Three models of accelerated developmental education are catching on at community colleges, according to WestEd’s Game Changers series. Acceleration cuts the time in remedial courses, letting students enroll more quickly—or immediately—in for-credit courses that lead to a certificate or degree. Acceleration strategies include:
Helping students avoid developmental education whenever possible
Revising the developmental education curriculum to shorten the sequence, align it with transfer-level and career technical coursework, and make it more rigorous
Providing additional student supports that are integrated with coursework
Providing remediation simultaneously with courses that lead to credentials
Customizing and contextualizing remediation along multiple academic and career pathways so that students learn math or language arts concepts based on their specific needs and on their desired instructional programs
Monitoring progress at regular intervals based on demonstrated competency rather than on seat time
“The most essential principle is for faculty to rethink the content of the developmental education sequence,” says Katie Hern, director of the California Acceleration Project, and a Chabot College English instructor.

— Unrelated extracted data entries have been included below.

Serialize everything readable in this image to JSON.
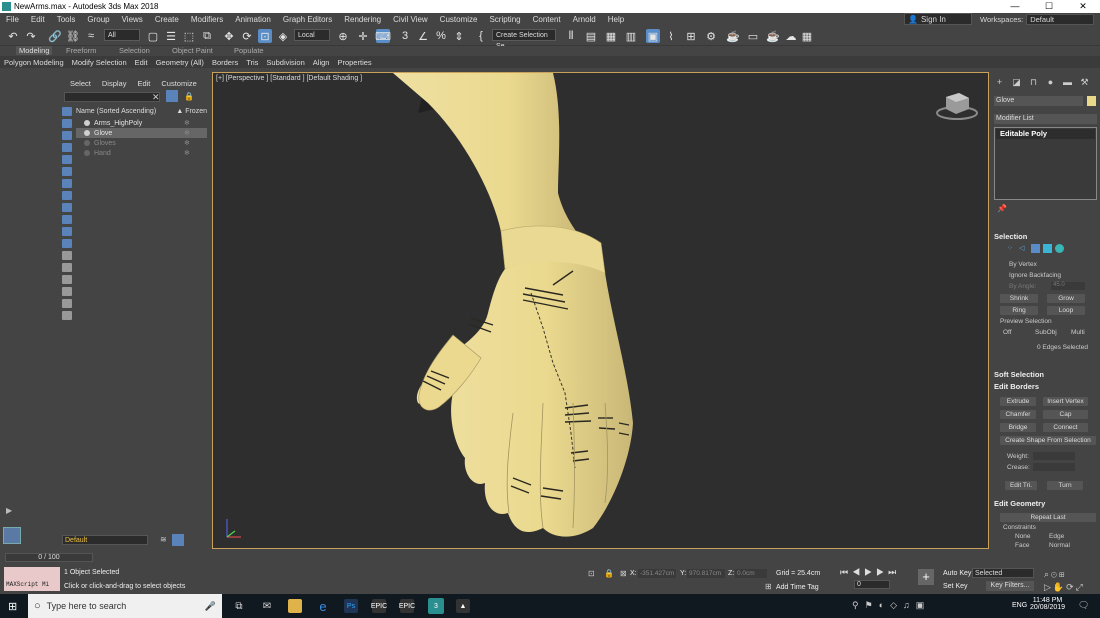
{
  "window": {
    "title": "NewArms.max - Autodesk 3ds Max 2018",
    "controls": [
      "—",
      "☐",
      "✕"
    ]
  },
  "menu": [
    "File",
    "Edit",
    "Tools",
    "Group",
    "Views",
    "Create",
    "Modifiers",
    "Animation",
    "Graph Editors",
    "Rendering",
    "Civil View",
    "Customize",
    "Scripting",
    "Content",
    "Arnold",
    "Help"
  ],
  "account": {
    "signin": "Sign In",
    "workspaces_label": "Workspaces:",
    "workspace": "Default"
  },
  "toolbar": {
    "filter": "All",
    "ref_coord": "Local",
    "named_selection": "Create Selection Se"
  },
  "ribbon": {
    "tabs": [
      "Modeling",
      "Freeform",
      "Selection",
      "Object Paint",
      "Populate"
    ],
    "items": [
      "Polygon Modeling",
      "Modify Selection",
      "Edit",
      "Geometry (All)",
      "Borders",
      "Tris",
      "Subdivision",
      "Align",
      "Properties"
    ]
  },
  "scene_explorer": {
    "tabs": [
      "Select",
      "Display",
      "Edit",
      "Customize"
    ],
    "col_name": "Name (Sorted Ascending)",
    "col_frozen": "▲ Frozen",
    "rows": [
      {
        "name": "Arms_HighPoly"
      },
      {
        "name": "Glove"
      },
      {
        "name": "Gloves"
      },
      {
        "name": "Hand"
      }
    ],
    "layer": "Default"
  },
  "viewport": {
    "label": "[+] [Perspective ] [Standard ] [Default Shading ]"
  },
  "command_panel": {
    "object_name": "Glove",
    "object_color": "#e8d98a",
    "modifier_list": "Modifier List",
    "stack": [
      "Editable Poly"
    ],
    "selection": {
      "title": "Selection",
      "by_vertex": "By Vertex",
      "ignore_backfacing": "Ignore Backfacing",
      "by_angle": "By Angle:",
      "angle_value": "45.0",
      "shrink": "Shrink",
      "grow": "Grow",
      "ring": "Ring",
      "loop": "Loop",
      "preview": "Preview Selection",
      "off": "Off",
      "subobj": "SubObj",
      "multi": "Multi",
      "status": "0 Edges Selected"
    },
    "soft_selection": "Soft Selection",
    "edit_borders": {
      "title": "Edit Borders",
      "extrude": "Extrude",
      "insert_vertex": "Insert Vertex",
      "chamfer": "Chamfer",
      "cap": "Cap",
      "bridge": "Bridge",
      "connect": "Connect",
      "create_shape": "Create Shape From Selection",
      "weight": "Weight:",
      "crease": "Crease:",
      "edit_tri": "Edit Tri.",
      "turn": "Turn"
    },
    "edit_geometry": {
      "title": "Edit Geometry",
      "repeat_last": "Repeat Last",
      "constraints": "Constraints",
      "none": "None",
      "edge": "Edge",
      "face": "Face",
      "normal": "Normal"
    }
  },
  "bottom": {
    "frame": "0 / 100",
    "maxscript": "MAXScript Mi",
    "status1": "1 Object Selected",
    "status2": "Click or click-and-drag to select objects",
    "x_label": "X:",
    "x_value": "-351.427cm",
    "y_label": "Y:",
    "y_value": "970.817cm",
    "z_label": "Z:",
    "z_value": "0.0cm",
    "grid": "Grid = 25.4cm",
    "add_time_tag": "Add Time Tag",
    "auto_key": "Auto Key",
    "set_key": "Set Key",
    "key_mode": "Selected",
    "key_filters": "Key Filters...",
    "frame_value": "0"
  },
  "taskbar": {
    "search": "Type here to search",
    "lang": "ENG",
    "time": "11:48 PM",
    "date": "20/08/2019"
  }
}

On the English side, I question the way we’ve typically broken out our curriculum—such as teaching grammar first, then the sentence, then you step it up to work on paragraphs for a semester, then personal essays. There are assumptions that academic literacy can be broken into a linear subscale—that leads to a terrible curriculum. At Chabot College, we have a principle that what you need to do is practice the exact things college-level English will ask you to do. It’s the opposite of fragmentation. You are reading books, doing higher-order thinking, and writing essays. And you do that in developmental education classes. Students feel like they’re in a college English class—they just aren’t as good at it yet and they need additional supports.
Community college faculty are well aware of the high failure rates in traditional developmental education and open to new high ideas, say acceleration advocates.
“Accelerated Learning” is all the rage on community college campuses, writes David Clemens, an English professor at Monterey Peninsula College, on the National Association of Scholars blog. But is it a bullet train to success? Or an oxymoron?
Though advocates have trouble defining acceleration, it’s usually applied to remediation, Clemens writes. But why should colleges do remediation at all?
Why do colleges and universities maintain extensive and expensive machinery and personnel for remediation of students who have already and persistently failed at high school, junior high school, even elementary school skills?
Katie Hern of the California Acceleration Project argues that “placement is fate,” he writes. Few students who start three levels below college ever pass a college-level course, so she proposes eliminating low-level remedial courses and placement tests.
Twenty years ago, he watched “the construction of the remediation labyrinth.”
One dubious colleague called it “The Great Mitosis” as remediation crusaders split bonehead English into bonehead reading and bonehead writing, and the downhill race was on. Each course became two courses, then new courses, new and lower levels, more teaching load credit, an English Skills Center, a Math Skills Center, a Reading Center, a Lindamood-Bell Center, a Tutorial Center. . . . Today, students’ financial aid now can run out before they ever reach college level (such as it is).
“Accelerating” remediation collapses all those levels, “integrating reading and writing, just like the old days but with speedy, pervasive computing,” Clemens writes. ”So acceleration just might be the ticket…but to where?”
Remedial math is only the first barrier to success for California’s community college students. Only 55 percent of community college students passed college-level math courses in fall of 2010, concludes an EdSource analysis, Passing When It Counts. Forty-one percent of black students and 49 percent of Hispanics passed.
At a minimum, degree-seeking students must pass Intermediate Algebra or demonstrate proficiency on a math placement test. Until two years ago, only elementary algebra was necessary.
At a recent conference of the California Mathematics Council Community Colleges, math instructors “discussed a range of strategies, including helping students understand math concepts rather than focusing on formulas, and tying math instruction more closely to the courses of study students are pursuing,” Edsource reports.
Said Santa Rosa Junior College student Jesse Cohen, who has tutored his fellow math students, “Students need more of the why, not only the how and the what.”
Barry Russell, the community colleges’ vice chancellor of academic affairs, said instruction should stress relevance.
. . . many (welding) students don’t understand that welding has a “huge of amount of trigonometry in it.” Math classes, he said, should feature examples specifically related to welding, as well as to other fields that involve math skills, from business to medicine. “If we’re going to require math, then making the connections is more of what we should be about,” Russell said.
Success rates in community college math courses vary significantly across the state: While 69 percent of students passed college math at Merritt College in Oakland, only 34 percent succeeded at West Hills College Coalinga.
Community college instructors are trying to move students quickly through developmental math, reading and writing courses through initiatives such as the California Acceleration Project. Redesigning remedial instruction may carry over to college-level classes.